Bild: Wenn auch hin und wieder leichte Artefakte wie Flimmern auf perforierten Stahlwänden (links, 00:05:19) auftreten, so bietet sich doch ein im Detail sehr klares Bild. Die Schärfewerte liegen hoch, wenn auch ab und zu ein wenig mehr Tiefenschärfe vorhanden sein könnte (Security hinten, 00:07:29). Die Farben wurden bewusst kühl gehalten. In Außenszenen aber bietet sich die gesamte Palette der Natur, von warmen über strahlende bis hin zu pastellfarbenen Farbstimmungen. Die visuellen Effekte bleiben frei von Fehlern und bieten atemberaubende Klarheit. Dabei könnten sich insgesamt aber die Kontraste etwas vielfältiger aufgelöst zeigen (Personen im Gang, 00:29:48), auch wenn Überbelichtungen (Zeltdach, 00:57:25) meist bewusst angelegter Natur sind.

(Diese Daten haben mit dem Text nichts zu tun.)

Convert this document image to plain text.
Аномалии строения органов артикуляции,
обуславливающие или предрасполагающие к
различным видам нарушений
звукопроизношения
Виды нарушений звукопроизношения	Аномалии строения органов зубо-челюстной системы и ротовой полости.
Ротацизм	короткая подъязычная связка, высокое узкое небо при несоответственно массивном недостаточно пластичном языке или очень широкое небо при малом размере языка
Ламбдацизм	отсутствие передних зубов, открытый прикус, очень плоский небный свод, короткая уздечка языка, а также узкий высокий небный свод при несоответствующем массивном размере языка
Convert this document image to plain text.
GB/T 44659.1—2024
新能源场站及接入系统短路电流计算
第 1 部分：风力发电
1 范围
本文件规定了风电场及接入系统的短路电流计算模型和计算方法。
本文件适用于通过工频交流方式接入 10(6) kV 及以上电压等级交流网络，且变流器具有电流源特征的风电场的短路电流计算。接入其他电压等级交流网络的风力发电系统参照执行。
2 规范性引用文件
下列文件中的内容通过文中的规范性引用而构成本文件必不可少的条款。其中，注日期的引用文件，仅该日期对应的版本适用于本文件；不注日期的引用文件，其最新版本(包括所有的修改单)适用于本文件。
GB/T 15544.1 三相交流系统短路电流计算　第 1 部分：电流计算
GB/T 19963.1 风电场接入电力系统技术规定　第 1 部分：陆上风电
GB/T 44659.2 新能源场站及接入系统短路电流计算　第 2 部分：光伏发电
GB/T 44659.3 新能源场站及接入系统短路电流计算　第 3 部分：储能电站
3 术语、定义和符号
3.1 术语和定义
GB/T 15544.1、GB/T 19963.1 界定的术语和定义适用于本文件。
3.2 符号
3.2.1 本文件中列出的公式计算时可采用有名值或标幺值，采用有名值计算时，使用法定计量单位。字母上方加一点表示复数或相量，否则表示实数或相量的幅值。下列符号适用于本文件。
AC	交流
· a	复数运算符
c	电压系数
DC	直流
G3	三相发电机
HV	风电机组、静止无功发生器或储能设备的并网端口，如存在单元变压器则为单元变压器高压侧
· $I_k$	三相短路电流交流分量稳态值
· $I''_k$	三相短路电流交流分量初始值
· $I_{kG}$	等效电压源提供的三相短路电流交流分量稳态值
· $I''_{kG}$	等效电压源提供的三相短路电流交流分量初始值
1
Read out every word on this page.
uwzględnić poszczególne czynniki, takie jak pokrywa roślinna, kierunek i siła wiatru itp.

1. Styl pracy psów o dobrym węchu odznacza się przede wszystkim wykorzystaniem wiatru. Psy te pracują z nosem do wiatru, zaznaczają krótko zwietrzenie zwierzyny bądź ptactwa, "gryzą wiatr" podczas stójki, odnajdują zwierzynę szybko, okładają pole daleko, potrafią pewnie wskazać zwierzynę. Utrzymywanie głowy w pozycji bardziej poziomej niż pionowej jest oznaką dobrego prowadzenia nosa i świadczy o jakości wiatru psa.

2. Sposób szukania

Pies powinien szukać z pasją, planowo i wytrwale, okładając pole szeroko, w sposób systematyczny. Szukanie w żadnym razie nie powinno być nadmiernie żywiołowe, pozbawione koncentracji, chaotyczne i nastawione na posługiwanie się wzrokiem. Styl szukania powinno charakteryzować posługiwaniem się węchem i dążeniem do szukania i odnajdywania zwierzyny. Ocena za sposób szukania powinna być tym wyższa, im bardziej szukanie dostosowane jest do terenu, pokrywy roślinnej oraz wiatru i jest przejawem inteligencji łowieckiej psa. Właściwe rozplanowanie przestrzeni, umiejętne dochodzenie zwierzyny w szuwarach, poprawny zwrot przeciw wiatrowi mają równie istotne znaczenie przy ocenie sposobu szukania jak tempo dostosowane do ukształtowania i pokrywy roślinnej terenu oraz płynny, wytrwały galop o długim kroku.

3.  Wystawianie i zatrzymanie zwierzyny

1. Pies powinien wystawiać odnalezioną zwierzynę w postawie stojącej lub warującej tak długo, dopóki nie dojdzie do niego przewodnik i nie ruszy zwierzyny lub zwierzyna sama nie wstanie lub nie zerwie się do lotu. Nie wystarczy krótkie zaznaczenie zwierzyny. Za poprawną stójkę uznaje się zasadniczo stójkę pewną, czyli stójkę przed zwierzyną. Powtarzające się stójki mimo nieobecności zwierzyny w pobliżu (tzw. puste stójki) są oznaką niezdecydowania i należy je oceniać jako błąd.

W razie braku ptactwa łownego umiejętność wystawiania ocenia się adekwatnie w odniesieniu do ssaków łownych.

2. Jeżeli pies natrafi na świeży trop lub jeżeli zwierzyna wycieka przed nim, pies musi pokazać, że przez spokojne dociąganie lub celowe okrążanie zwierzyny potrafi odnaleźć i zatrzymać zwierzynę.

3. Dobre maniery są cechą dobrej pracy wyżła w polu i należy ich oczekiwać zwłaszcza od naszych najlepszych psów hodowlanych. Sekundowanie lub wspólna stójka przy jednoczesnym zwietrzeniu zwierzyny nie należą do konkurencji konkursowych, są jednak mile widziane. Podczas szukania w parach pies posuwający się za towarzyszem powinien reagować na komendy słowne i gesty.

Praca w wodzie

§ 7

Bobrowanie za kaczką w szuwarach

Ton: Akustisch ist das Original ein wenig kräftiger und durch die Originalstimmen mit mehr Lebendigkeit ausgestattet. Effekte durchsetzen aber auch in der deutschen Version eindrucksvoll den Raum. Der Subwoofer dröhnt bemerkenswert sonor (Raumschiff, 00:01:06) und lässt Tassen im Regal erzittern. Insgesamt können in dieser Hinsicht beide Tonspuren mehr als überzeugen. Dynamiken ziehen vital durch alle Boxen und hinterlassen das Gefühl, als würde der Zuschauer selbst mitfliegen. Praktisch zu keinem Zeitpunkt fehlen interessante Details in der Kulisse oder berauschende Effekte (Türöffnung, 00:04:17). Alle Kanäle könnten sich kaum besser ausgefüllt sehen.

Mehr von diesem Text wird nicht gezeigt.